Moustiquaires antipaludiques

Au Burkina Faso, une personne sur trois arrête d’utiliser les moustiquaires antipaludiques au bout de six mois. Bien que ces voiles imprégnées d’insecticide demeurent le meilleur moyen de lutte contre le paludisme, une équipe de chercheurs qui a travaillé sur place pendant trois ans dans le village de Soumousso a compris pourquoi. En effet, leur utilisation quotidienne dans des maisons de petite taille pose problème. Les habitants sont obligés de les enlever la journée pour vivre normalement et cuisiner sans risque d’incendie. Ils ont pu également constater une confusion sur les modes de transmission de la maladie.
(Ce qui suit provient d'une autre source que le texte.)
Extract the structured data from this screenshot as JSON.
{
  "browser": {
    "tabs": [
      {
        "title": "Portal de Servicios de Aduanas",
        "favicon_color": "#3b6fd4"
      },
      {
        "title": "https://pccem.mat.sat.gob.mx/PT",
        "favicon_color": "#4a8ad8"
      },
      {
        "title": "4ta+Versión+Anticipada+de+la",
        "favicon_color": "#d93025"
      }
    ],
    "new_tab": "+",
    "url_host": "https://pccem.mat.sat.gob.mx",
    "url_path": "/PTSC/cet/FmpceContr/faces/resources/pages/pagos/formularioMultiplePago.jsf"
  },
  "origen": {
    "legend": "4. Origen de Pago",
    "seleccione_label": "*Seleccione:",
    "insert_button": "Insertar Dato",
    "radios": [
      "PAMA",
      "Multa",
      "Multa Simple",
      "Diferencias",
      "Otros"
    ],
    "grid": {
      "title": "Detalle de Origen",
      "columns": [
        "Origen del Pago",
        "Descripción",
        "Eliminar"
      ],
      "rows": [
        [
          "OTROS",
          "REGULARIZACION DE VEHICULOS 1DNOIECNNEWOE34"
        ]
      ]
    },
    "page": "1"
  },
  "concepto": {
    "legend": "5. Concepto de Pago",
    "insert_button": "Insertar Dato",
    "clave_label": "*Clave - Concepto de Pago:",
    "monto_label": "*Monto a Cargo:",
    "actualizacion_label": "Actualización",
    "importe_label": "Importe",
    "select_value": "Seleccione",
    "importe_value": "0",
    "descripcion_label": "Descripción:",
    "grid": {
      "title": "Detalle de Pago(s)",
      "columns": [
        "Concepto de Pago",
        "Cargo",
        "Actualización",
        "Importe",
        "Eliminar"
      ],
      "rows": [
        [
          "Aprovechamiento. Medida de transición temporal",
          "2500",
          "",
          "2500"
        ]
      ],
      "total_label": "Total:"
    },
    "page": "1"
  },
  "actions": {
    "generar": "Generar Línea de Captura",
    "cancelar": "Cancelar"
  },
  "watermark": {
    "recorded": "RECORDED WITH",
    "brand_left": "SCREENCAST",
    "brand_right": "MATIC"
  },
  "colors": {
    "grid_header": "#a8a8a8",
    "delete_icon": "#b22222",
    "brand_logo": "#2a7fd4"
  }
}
Il faudrait donc rendre ces moustiquaires plus pratiques à utiliser dans un contexte familial, mais aussi mieux informer la population sur les risques et les modes de transmission du paludisme qui tue 15000 personnes par an, essentiellement des enfants de moins de 5 ans.  Le Burkina Faso voit les moustiques devenir de plus en plus résistants aux insecticides utilisés pour la production de coton. Le gouvernement, qui a du s’adapter, prévoit de distribuer 6,6 millions de moustiquaires imprégnées d’insecticides différents de ceux utilisés actuellement.